Sunday’s show began with host Jimmy Kimmel taking several jabs at Will Smith — a year after the actor’s shocking slap of Chris Rock at the 2022 Academy Awards.
“We want you to have fun, we want you to feel safe, and most importantly, we want me to feel safe,” Kimmel deadpanned during his opening monologue. “So, we have strict policies in place. If anyone in this theater commits an act of violence at any point during the show, you will be awarded the Oscar for best actor and permitted to give a 19-minute-long speech.”
Smith slapped the presenter Rock onstage over a joke about the shaved head of his wife, Jada Pinkett Smith. Pinkett Smith suffers from the hair-loss condition alopecia. Smith, who won best actor for “King Richard” shortly after the incident, has since been banned from the Academy Awards for a decade.
“The Academy has a crisis team in place,” Kimmel said Sunday. “If anything unpredictable or violent happens during the ceremony, just do what you did last year: Nothing. Sit there and do absolutely nothing. Maybe even give the assailant a hug.”
Sunday marked the third Oscars hosting gig for Kimmel and first since 2018. He famously emceed the 2017 ceremony where Faye Dunaway and Warren Beatty erroneously named “La La Land” best picture instead of the actual winner, “Moonlight.”
This year’s best director race generated controversy after no women were nominated. Kwan and Scheinert, known collectively as The Daniels, were joined in the category by Spielberg, Martin McDonagh for “The Banshees of Inisherin,” Todd Field for “Tár” and Ruben Östlund for “Triangle of Sadness.”
The all-male field followed best director wins for Chloé Zhao for “Nomadland” in 2021 and Jane Campion for “The Power of the Dog” last year. Kimmel referenced the scandal as he spoke about speculation that “Avatar” filmmaker James Cameron skipped the show because he wasn’t nominated for best director.

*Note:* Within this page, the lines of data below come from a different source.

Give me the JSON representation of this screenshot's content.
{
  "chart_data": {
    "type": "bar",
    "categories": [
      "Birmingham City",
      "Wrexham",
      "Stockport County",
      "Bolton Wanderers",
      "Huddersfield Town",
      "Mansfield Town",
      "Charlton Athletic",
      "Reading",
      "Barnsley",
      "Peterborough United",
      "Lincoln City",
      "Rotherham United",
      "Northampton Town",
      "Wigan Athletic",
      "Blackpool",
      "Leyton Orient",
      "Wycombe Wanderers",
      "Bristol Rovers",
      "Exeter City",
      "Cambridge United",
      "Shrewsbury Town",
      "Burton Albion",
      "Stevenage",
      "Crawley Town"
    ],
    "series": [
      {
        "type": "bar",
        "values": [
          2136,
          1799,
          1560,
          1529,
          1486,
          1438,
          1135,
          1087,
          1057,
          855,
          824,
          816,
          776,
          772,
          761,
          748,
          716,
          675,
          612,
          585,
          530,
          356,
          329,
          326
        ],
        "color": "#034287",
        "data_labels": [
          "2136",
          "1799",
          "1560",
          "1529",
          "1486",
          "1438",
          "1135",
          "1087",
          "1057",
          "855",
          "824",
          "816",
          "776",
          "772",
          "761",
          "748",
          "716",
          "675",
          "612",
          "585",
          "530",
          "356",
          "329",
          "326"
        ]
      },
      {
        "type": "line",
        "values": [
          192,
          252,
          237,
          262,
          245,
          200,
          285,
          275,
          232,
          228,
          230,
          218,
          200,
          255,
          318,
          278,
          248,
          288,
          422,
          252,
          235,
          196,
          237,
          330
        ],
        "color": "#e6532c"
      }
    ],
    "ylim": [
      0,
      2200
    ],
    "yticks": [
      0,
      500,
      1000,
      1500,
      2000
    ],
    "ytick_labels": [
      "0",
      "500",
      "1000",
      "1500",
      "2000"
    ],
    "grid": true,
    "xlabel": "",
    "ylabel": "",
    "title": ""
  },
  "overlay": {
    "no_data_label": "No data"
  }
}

“How does the Academy not nominate the guy who directed ‘Avatar’? What do they think he is, a woman?” Kimmel joked during his monologue.
The ceremony featured performances by Rihanna, who revealed her second pregnancy during her Super Bowl halftime show last month, and Lady Gaga, who was a last-minute addition to Sunday’s lineup.
Rihanna sang her aspirational anthem “Lift Me Up” from Marvel’s “Black Panther: Wakanda Forever” and Gaga performed her emotional hit “Hold My Hand” from “Top Gun: Maverick.” Both were nominated for best original song but lost to M. M. Keeravani and Chandrabose’s “Naatu Naatu” from “RRR.”
Guillermo del Toro won his third career Oscar, taking home best animated feature for his adaptation of “Pinocchio.” The Mexican filmmaker previously won best picture and best director in 2018 for “The Shape of Water.”